Infectiologie
Grippe aviaire : un pas de plus vers la transmission interhumaine ?
Un nouveau cas de grippe aviaire H5N1 a été observé au Chili, dans une région où les oiseaux et les otaries sont contaminé par ce virus. Il porte une mutation sur le gène PB2 pouvant favoriser la transmission à l’homme.
- FooTToo/istock
Depuis l'émergence du virus de la grippe aviaire, il suscite des inquiétudes chez les chercheurs et les éleveurs. Le virus H5N1, principalement véhiculé par les oiseaux migrateurs, a évolué ces dernières années et s'est propagé à travers le monde, causant des perturbations majeures pour l'industrie avicole avec un risque potentiel pour la santé humaine.
Un échantillon de grippe aviaire H5N1, isolé chez un Chilien tombé malade le mois dernier, contient deux mutations génétiques sur le gène PB2 pouvant favoriser la transmission à l’homme et qui seraient des signes d'adaptation de ce virus aux mammifères, selon des responsables des US Centers for Disease Control and Prevention.
Le patient, un homme de 53 ans, a développé des symptômes respiratoires, notamment une toux et une angine, et a été hospitalisé lorsque son état s'est détérioré avec dyspnée et choc, selon l'OMS.
L'enquête se poursuit et le mode de contamination n’est pas encore certain, mais le virus avait été récemment détecté chez des oiseaux et des otaries dans la région du Chili où vit cet homme.
Mutation sur le gène PB2
Des études expérimentales sur des animaux ont montré que les mutations, qui se situent toutes deux dans le gène PB2, permettraient au virus de mieux se répliquer dans les cellules de mammifères.

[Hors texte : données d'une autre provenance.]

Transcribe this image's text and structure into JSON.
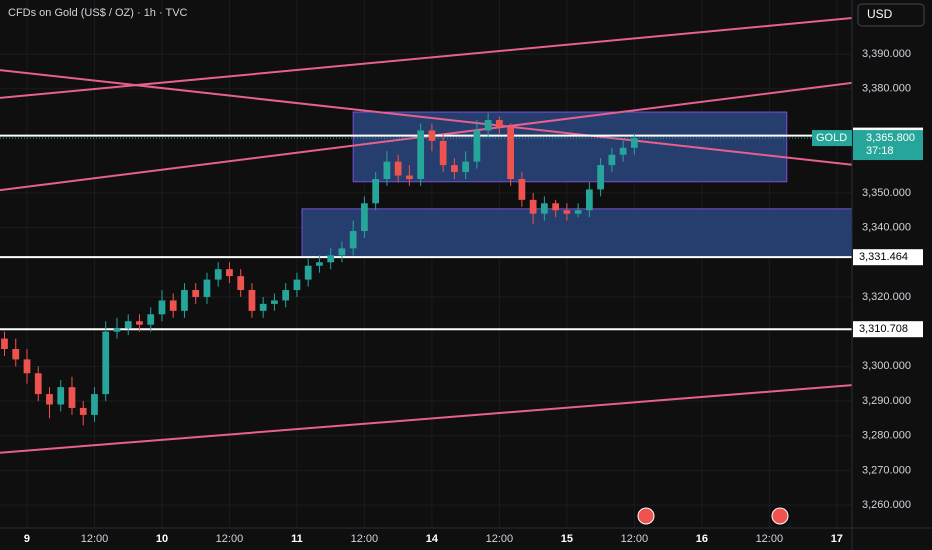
{
  "chart_data": {
    "type": "candlestick",
    "title": "CFDs on Gold (US$ / OZ) · 1h · TVC",
    "currency": "USD",
    "symbol": "GOLD",
    "countdown": "37:18",
    "up_color": "#26a69a",
    "down_color": "#ef5350",
    "trendline_color": "#e8608f",
    "zone_color": "#2c4a85",
    "zone_border": "#7b4fd6",
    "grid": true,
    "xlim": [
      -4.8,
      146.7
    ],
    "ylim": [
      3253.4,
      3405.6
    ],
    "xticks": [
      {
        "value": 0,
        "label": "9"
      },
      {
        "value": 12,
        "label": "12:00"
      },
      {
        "value": 24,
        "label": "10"
      },
      {
        "value": 36,
        "label": "12:00"
      },
      {
        "value": 48,
        "label": "11"
      },
      {
        "value": 60,
        "label": "12:00"
      },
      {
        "value": 72,
        "label": "14"
      },
      {
        "value": 84,
        "label": "12:00"
      },
      {
        "value": 96,
        "label": "15"
      },
      {
        "value": 108,
        "label": "12:00"
      },
      {
        "value": 120,
        "label": "16"
      },
      {
        "value": 132,
        "label": "12:00"
      },
      {
        "value": 144,
        "label": "17"
      }
    ],
    "yticks": [
      {
        "value": 3260,
        "label": "3,260.000"
      },
      {
        "value": 3270,
        "label": "3,270.000"
      },
      {
        "value": 3280,
        "label": "3,280.000"
      },
      {
        "value": 3290,
        "label": "3,290.000"
      },
      {
        "value": 3300,
        "label": "3,300.000"
      },
      {
        "value": 3320,
        "label": "3,320.000"
      },
      {
        "value": 3340,
        "label": "3,340.000"
      },
      {
        "value": 3350,
        "label": "3,350.000"
      },
      {
        "value": 3380,
        "label": "3,380.000"
      },
      {
        "value": 3390,
        "label": "3,390.000"
      }
    ],
    "levels": [
      {
        "value": 3366.509,
        "label": "3,366.509"
      },
      {
        "value": 3331.464,
        "label": "3,331.464"
      },
      {
        "value": 3310.708,
        "label": "3,310.708"
      }
    ],
    "last_price": {
      "value": 3365.8,
      "label": "3,365.800"
    },
    "trendlines": [
      {
        "x": [
          -4.8,
          146.7
        ],
        "y": [
          3350.8,
          3381.7
        ]
      },
      {
        "x": [
          -4.8,
          146.7
        ],
        "y": [
          3385.4,
          3358.1
        ]
      },
      {
        "x": [
          -4.8,
          146.7
        ],
        "y": [
          3377.4,
          3400.4
        ]
      },
      {
        "x": [
          -4.8,
          146.7
        ],
        "y": [
          3275.1,
          3294.6
        ]
      }
    ],
    "zones": [
      {
        "x": [
          58,
          135.1
        ],
        "y": [
          3353.2,
          3373.3
        ]
      },
      {
        "x": [
          48.9,
          146.7
        ],
        "y": [
          3331.4,
          3345.4
        ]
      }
    ],
    "candles": {
      "x": [
        -4,
        -2,
        0,
        2,
        4,
        6,
        8,
        10,
        12,
        14,
        16,
        18,
        20,
        22,
        24,
        26,
        28,
        30,
        32,
        34,
        36,
        38,
        40,
        42,
        44,
        46,
        48,
        50,
        52,
        54,
        56,
        58,
        60,
        62,
        64,
        66,
        68,
        70,
        72,
        74,
        76,
        78,
        80,
        82,
        84,
        86,
        88,
        90,
        92,
        94,
        96,
        98,
        100,
        102,
        104,
        106,
        108
      ],
      "open": [
        3308,
        3305,
        3302,
        3298,
        3292,
        3289,
        3294,
        3288,
        3286,
        3292,
        3310,
        3311,
        3313,
        3312,
        3315,
        3319,
        3316,
        3322,
        3320,
        3325,
        3328,
        3326,
        3322,
        3316,
        3318,
        3319,
        3322,
        3325,
        3329,
        3330,
        3332,
        3334,
        3339,
        3347,
        3354,
        3359,
        3355,
        3354,
        3368,
        3365,
        3358,
        3356,
        3359,
        3368,
        3371,
        3369,
        3354,
        3348,
        3344,
        3347,
        3345,
        3344,
        3345,
        3351,
        3358,
        3361,
        3363
      ],
      "high": [
        3310,
        3308,
        3305,
        3300,
        3294,
        3296,
        3297,
        3290,
        3294,
        3313,
        3314,
        3315,
        3315,
        3317,
        3322,
        3321,
        3324,
        3324,
        3327,
        3330,
        3330,
        3328,
        3324,
        3320,
        3321,
        3324,
        3327,
        3331,
        3332,
        3334,
        3336,
        3342,
        3349,
        3356,
        3362,
        3361,
        3358,
        3370,
        3370,
        3367,
        3360,
        3362,
        3371,
        3373,
        3372,
        3370,
        3356,
        3350,
        3349,
        3348,
        3347,
        3347,
        3353,
        3360,
        3363,
        3365,
        3367
      ],
      "low": [
        3303,
        3300,
        3295,
        3290,
        3285,
        3287,
        3286,
        3283,
        3284,
        3290,
        3308,
        3309,
        3310,
        3310,
        3313,
        3314,
        3314,
        3318,
        3318,
        3323,
        3324,
        3320,
        3314,
        3314,
        3316,
        3317,
        3320,
        3323,
        3327,
        3328,
        3330,
        3332,
        3337,
        3345,
        3352,
        3353,
        3352,
        3352,
        3362,
        3356,
        3354,
        3354,
        3357,
        3366,
        3367,
        3352,
        3346,
        3341,
        3342,
        3343,
        3342,
        3343,
        3343,
        3349,
        3356,
        3359,
        3361
      ],
      "close": [
        3305,
        3302,
        3298,
        3292,
        3289,
        3294,
        3288,
        3286,
        3292,
        3310,
        3311,
        3313,
        3312,
        3315,
        3319,
        3316,
        3322,
        3320,
        3325,
        3328,
        3326,
        3322,
        3316,
        3318,
        3319,
        3322,
        3325,
        3329,
        3330,
        3332,
        3334,
        3339,
        3347,
        3354,
        3359,
        3355,
        3354,
        3368,
        3365,
        3358,
        3356,
        3359,
        3368,
        3371,
        3369,
        3354,
        3348,
        3344,
        3347,
        3345,
        3344,
        3345,
        3351,
        3358,
        3361,
        3363,
        3365.8
      ]
    }
  }
}
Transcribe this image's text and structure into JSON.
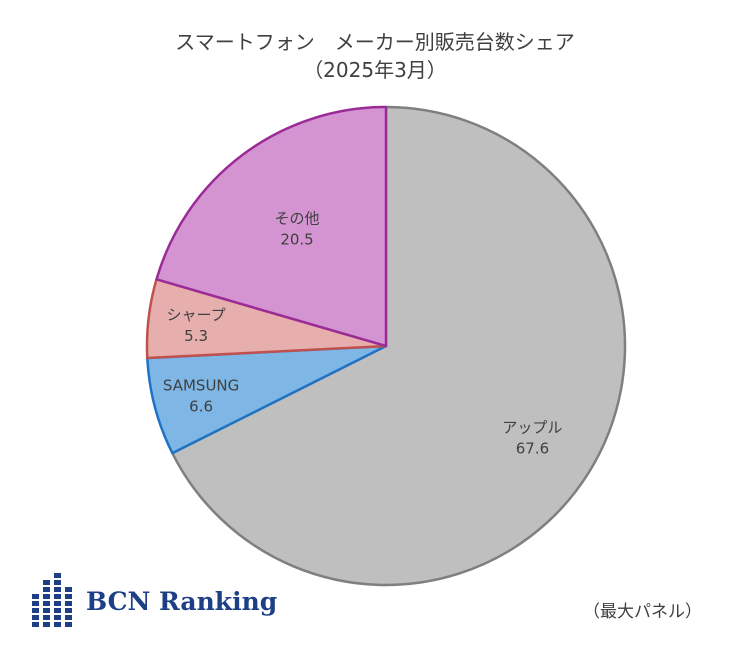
{
  "chart_data": {
    "type": "pie",
    "title": "スマートフォン　メーカー別販売台数シェア",
    "subtitle": "（2025年3月）",
    "slices": [
      {
        "label": "アップル",
        "value": 67.6,
        "fill": "#bfbfbf",
        "stroke": "#7f7f7f"
      },
      {
        "label": "SAMSUNG",
        "value": 6.6,
        "fill": "#7eb7e6",
        "stroke": "#1f72c4"
      },
      {
        "label": "シャープ",
        "value": 5.3,
        "fill": "#e6afad",
        "stroke": "#c0504d"
      },
      {
        "label": "その他",
        "value": 20.5,
        "fill": "#d394d1",
        "stroke": "#9b2b97"
      }
    ],
    "start": "12 o'clock",
    "direction": "clockwise"
  },
  "logo": {
    "text": "BCN Ranking",
    "color": "#1d3f86"
  },
  "footnote": "（最大パネル）"
}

L'échantillon recueillis au Chili ne contenait pas d'autres modifications génétiques parmi les 3 loci qui, selon les scientifiques, sont nécessaires pour que le virus aviaire H5N1 se propage efficacement chez l'homme, notamment des mutations qui stabiliseraient le virus et l'aideraient à se lier plus étroitement aux cellules humaines.
Des mutations PB2 ont par ailleurs été trouvées chez d'autres mammifères infectés par cette version du virus, ainsi que chez certaines personnes infectées par d'autres versions du H5N1. Les mutations sont probablement apparues chez le patient chilien au cours de son infection.
Une étape sur la voie de l’adaptation ?
Selon les scientifiques, ces mutations constituent une étape sur la voie de l'adaptation du virus aviaire à l'homme et de l'augmentation du risque de pandémie, mais elles ne sont probablement pas suffisantes pour produire un virus avec une transmission interhumaine facile. Ces changements génétiques ont déjà été observés lors d'infections précédentes avec le virus H5N1 et n'ont pas entraîné de propagation entre les personnes, selon une interview publiée dans le New York Times.
Ces mutations ne garantissent, en effet, pas forcément une transmission interhumaine efficace du H5N1. La capacité d'un virus à se propager dans une population humaine dépend de nombreux facteurs, y compris l'interaction complexe entre les différentes mutations et l'adaptation du virus à son nouvel environnement.
De plus en plus d’occasions de s’adapter
Il s'agit du 11e cas humain de H5N1 signalé depuis janvier 2022, selon les CDC, dont aucun n'a été associé à une transmission interhumaine. Depuis que le virus H5N1 a été détecté pour la première fois chez des oiseaux en 1996, des centaines d'infections humaines ont été recensées dans le monde, principalement chez des personnes ayant été en contact étroit avec des oiseaux.
Néanmoins, les experts s'inquiètent depuis longtemps de la possibilité que la grippe aviaire, qui est bien adaptée aux oiseaux, évolue pour se propager plus facilement parmi les humains, ce qui pourrait déclencher une nouvelle pandémie. L'apparition du virus H5N1 dans un élevage de visons espagnol à l'automne dernier avait suggéré que le virus serait capable de s'adapter pour se propager plus efficacement au moins chez certains mammifères. Et, d’après les scientifiques, chaque infection humaine donne à ce virus de nouvelles occasions de s'adapter.
La surveillance continue des virus de la grippe et des infections humaines est cependant essentielle pour détecter rapidement toute évolution du virus qui pourrait constituer une menace pour la santé publique.